Dans les premiers temps, on a l'impression de mener une vraie enquête. Il faut fouiller les décors, être attentif au moindre détail, à la moindre parole prononcée... Souvent les déductions se font en cascade : c'est parce qu'on a identifié un individu en particulier qu'on va pouvoir petit à petit retrouver le nom de ceux qui l'entourent dans telle ou telle scène. On a l'impression de suivre des traces, des fils qui vont progressivement tisser la trame narrative globale. Ce sentiment de découverte est vraiment bien rendu et il nous rend, en tant que joueur, acteur du récit d'une manière assez plaisante. Par contre le système a aussi ses limites : une fois que vous avez compris comment fonctionne le système d'indices et d'identification, vous pouvez assez facilement tromper le jeu. En effet, s'il vous manque des informations, votre livre par contre est omniscient, et il n'est pas bien compliqué d'utiliser la façon dont il débloque l'accès à tel ou tel personnage pour faire des déductions. Du coup, à partir d'un moment, il devient plus efficace pour progresser de quitter le registre de l'enquête à proprement parler et de se diriger vers la simple logique formelle avec le fameux bouquin à la main. C'est un peu comme si on passait de la murder party à ce bon vieux Cluedo.



Malgré ce revirement logique, la narration n'est jamais prise en défaut. Le fait de reconstituer les morceaux de récit dans le désordre lui donne un petit côté puzzle pas déplaisant du tout. Dans le fond, l'énigme dans l'énigme consiste à comprendre la cohérence de l'histoire, et cette dernière ne manque pas de surprises en invitant à son bord quelques jolies mythologies marines. Il y a aussi les personnages, ils ne sont pas tous aussi marquants mais le fait de fouiller pour en apprendre le plus possible à leur sujet va vous permettre d'en cerner précisément quelques uns. Il y a ceux qui vous seront sympathiques, ceux dont vous pourrez à la rigueur comprendre les motivations, et il y a quelques vrais salopards comme on aime les haïr. Bref, on ne reste pas impassible quand on plonge ainsi dans les événements. Sachez tout de même qu'il faut s'accrocher pour avoir droit au fin mot de l'histoire puisque celui-ci ne se dévoile qu'à la toute fin du jeu si et seulement si vous avez réussi à découvrir le sort de presque toutes les personnes qui étaient sur le navire.

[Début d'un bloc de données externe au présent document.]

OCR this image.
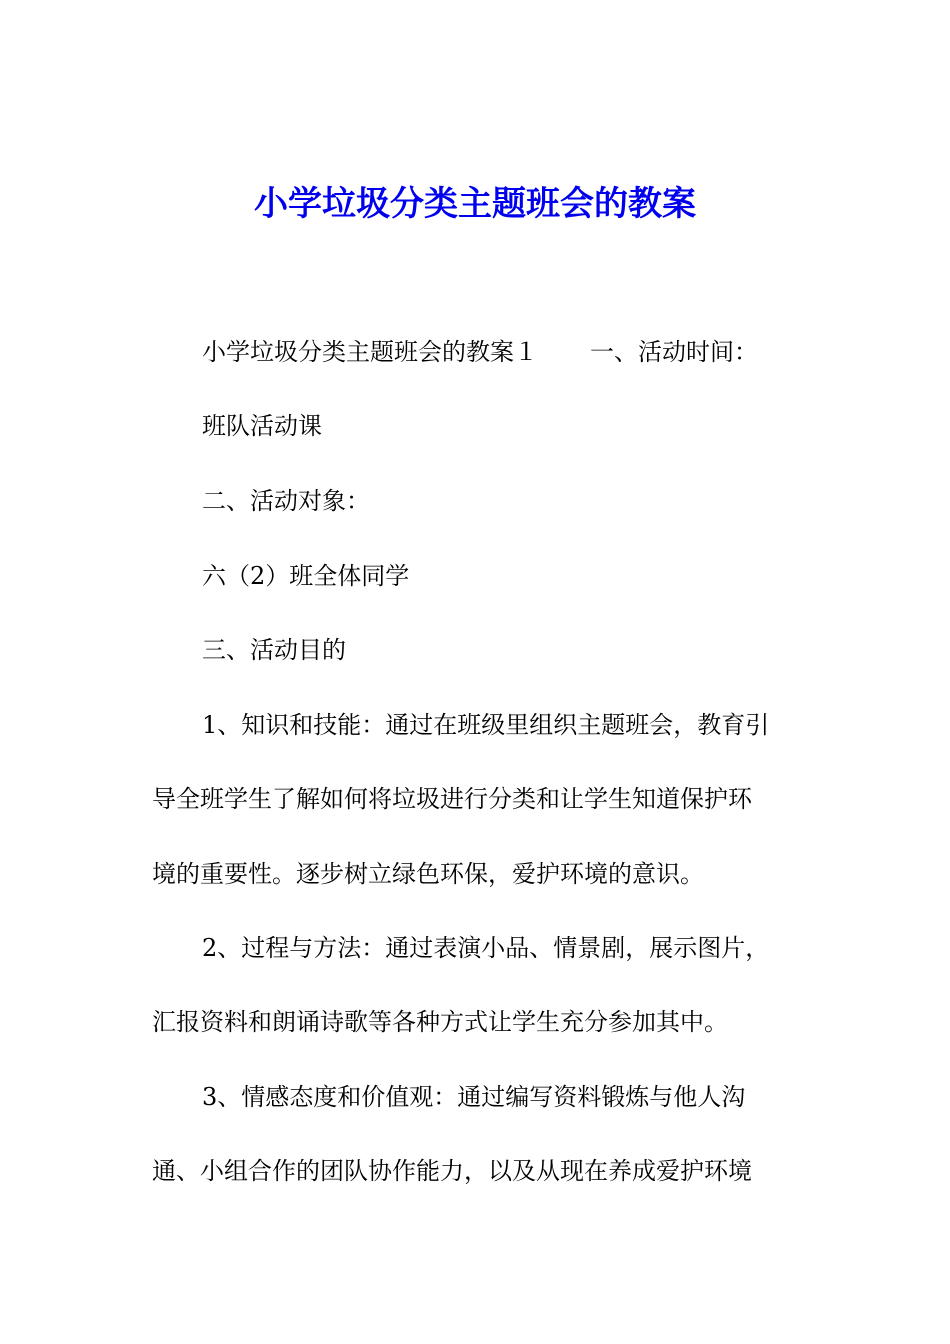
小学垃圾分类主题班会的教案
小学垃圾分类主题班会的教案１ 一、活动时间：
班队活动课
二、活动对象：
六（2）班全体同学
三、活动目的
1、知识和技能：通过在班级里组织主题班会，教育引
导全班学生了解如何将垃圾进行分类和让学生知道保护环
境的重要性。逐步树立绿色环保，爱护环境的意识。
2、过程与方法：通过表演小品、情景剧，展示图片，
汇报资料和朗诵诗歌等各种方式让学生充分参加其中。
3、情感态度和价值观：通过编写资料锻炼与他人沟
通、小组合作的团队协作能力，以及从现在养成爱护环境
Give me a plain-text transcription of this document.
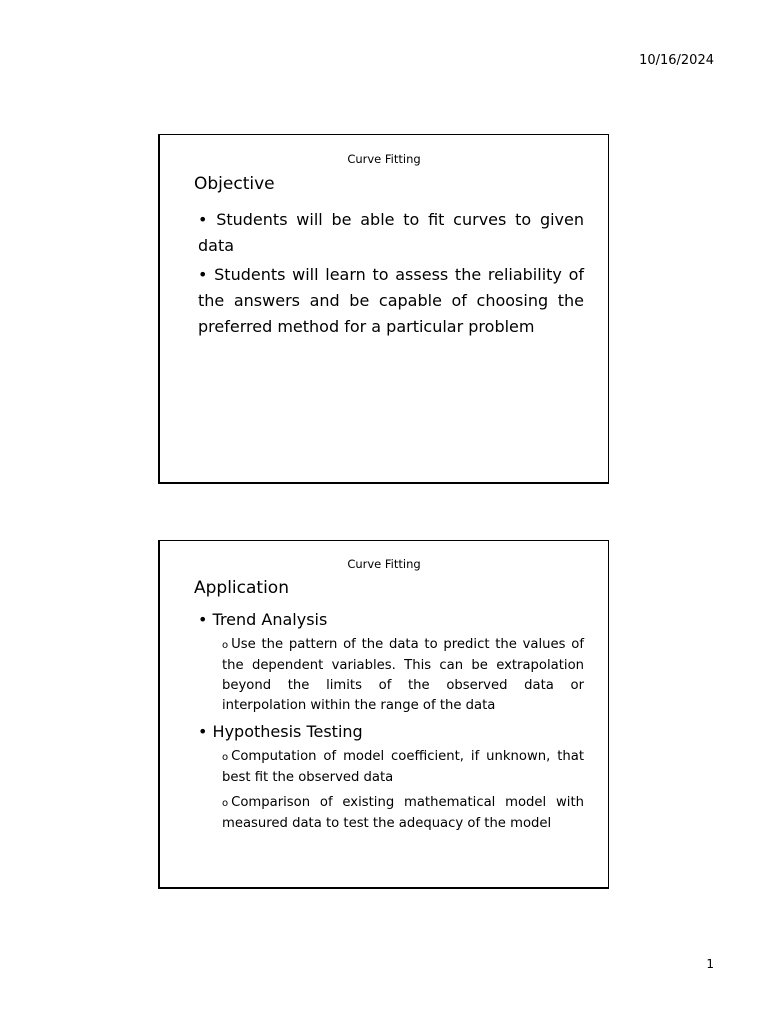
10/16/2024
Curve Fitting
Objective
• Students will be able to fit curves to given data
• Students will learn to assess the reliability of the answers and be capable of choosing the preferred method for a particular problem
Curve Fitting
Application
• Trend Analysis
o Use the pattern of the data to predict the values of the dependent variables. This can be extrapolation beyond the limits of the observed data or interpolation within the range of the data
• Hypothesis Testing
o Computation of model coefficient, if unknown, that best fit the observed data
o Comparison of existing mathematical model with measured data to test the adequacy of the model
1
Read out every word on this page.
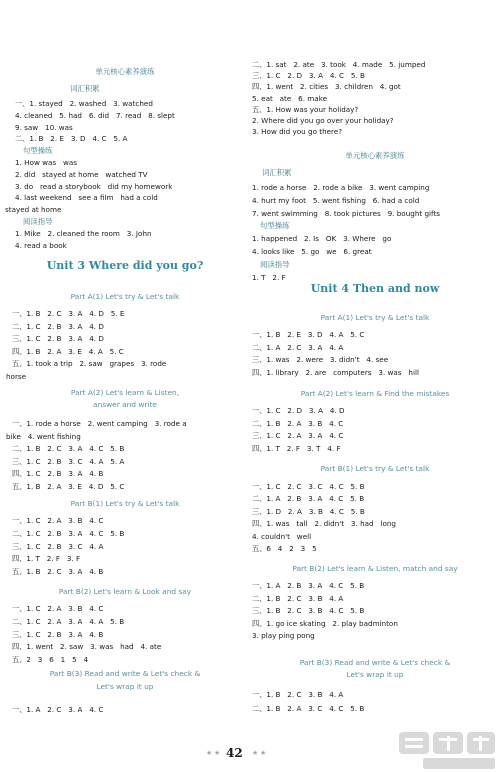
单元核心素养演练
词汇积累
一、1. stayed   2. washed   3. watched
4. cleaned   5. had   6. did   7. read   8. slept
9. saw   10. was
二、1. B   2. E   3. D   4. C   5. A
句型操练
1. How was   was
2. did   stayed at home   watched TV
3. do   read a storybook   did my homework
4. last weekend   see a film   had a cold
stayed at home
阅读指导
1. Mike   2. cleaned the room   3. John
4. read a book
Unit 3 Where did you go?
Part A(1) Let's try & Let's talk
一、1. B   2. C   3. A   4. D   5. E
二、1. C   2. B   3. A   4. D
三、1. C   2. B   3. A   4. D
四、1. B   2. A   3. E   4. A   5. C
五、1. took a trip   2. saw   grapes   3. rode
horse
Part A(2) Let's learn & Listen,
answer and write
一、1. rode a horse   2. went camping   3. rode a
bike   4. went fishing
二、1. B   2. C   3. A   4. C   5. B
三、1. C   2. B   3. C   4. A   5. A
四、1. C   2. B   3. A   4. B
五、1. B   2. A   3. E   4. D   5. C
Part B(1) Let's try & Let's talk
一、1. C   2. A   3. B   4. C
二、1. C   2. B   3. A   4. C   5. B
三、1. C   2. B   3. C   4. A
四、1. T   2. F   3. F
五、1. B   2. C   3. A   4. B
Part B(2) Let's learn & Look and say
一、1. C   2. A   3. B   4. C
二、1. C   2. A   3. A   4. A   5. B
三、1. C   2. B   3. A   4. B
四、1. went   2. saw   3. was   had   4. ate
五、2   3   6   1   5   4
Part B(3) Read and write & Let's check &
Let's wrap it up
一、1. A   2. C   3. A   4. C
二、1. sat   2. ate   3. took   4. made   5. jumped
三、1. C   2. D   3. A   4. C   5. B
四、1. went   2. cities   3. children   4. got
5. eat   ate   6. make
五、1. How was your holiday?
2. Where did you go over your holiday?
3. How did you go there?
单元核心素养演练
词汇积累
1. rode a horse   2. rode a bike   3. went camping
4. hurt my foot   5. went fishing   6. had a cold
7. went swimming   8. took pictures   9. bought gifts
句型操练
1. happened   2. Is   OK   3. Where   go
4. looks like   5. go   we   6. great
阅读指导
1. T   2. F
Unit 4 Then and now
Part A(1) Let's try & Let's talk
一、1. B   2. E   3. D   4. A   5. C
二、1. A   2. C   3. A   4. A
三、1. was   2. were   3. didn't   4. see
四、1. library   2. are   computers   3. was   hill
Part A(2) Let's learn & Find the mistakes
一、1. C   2. D   3. A   4. D
二、1. B   2. A   3. B   4. C
三、1. C   2. A   3. A   4. C
四、1. T   2. F   3. T   4. F
Part B(1) Let's try & Let's talk
一、1. C   2. C   3. C   4. C   5. B
二、1. A   2. B   3. A   4. C   5. B
三、1. D   2. A   3. B   4. C   5. B
四、1. was   tall   2. didn't   3. had   long
4. couldn't   well
五、6   4   2   3   5
Part B(2) Let's learn & Listen, match and say
一、1. A   2. B   3. A   4. C   5. B
二、1. B   2. C   3. B   4. A
三、1. B   2. C   3. B   4. C   5. B
四、1. go ice skating   2. play badminton
3. play ping pong
Part B(3) Read and write & Let's check &
Let's wrap it up
一、1. B   2. C   3. B   4. A
二、1. B   2. A   3. C   4. C   5. B
★ ★ 42 ★ ★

C'est une conclusion qui se mérite mais de toutes façons, une fois lancé dans votre enquête, vous aurez du mal à trouver le repos avant d'avoir démêlé tous les fils de cette sombre histoire.

On pouvait craindre que Return of the Obra Dinn se contente de brosser les joueurs nostalgiques dans le sens du poil en leur balançant aux yeux son style graphique rétro-chic plutôt convaincant. Mais la vraie réussite du nouveau jeu de Lucas Pope, c'est la facilité avec laquelle il nous entraîne dans un récit haletant. On n'est acteur d'à peu près rien et pourtant on n'a pas l'impression de rester passif devant cette accumulation de malheurs. Les tragédie s'enchaînent mais c'est l'enquête elle-même qui leur donne leur liant et nous tient en haleine jusqu'à ce que la conclusion définitive nous soit donnée.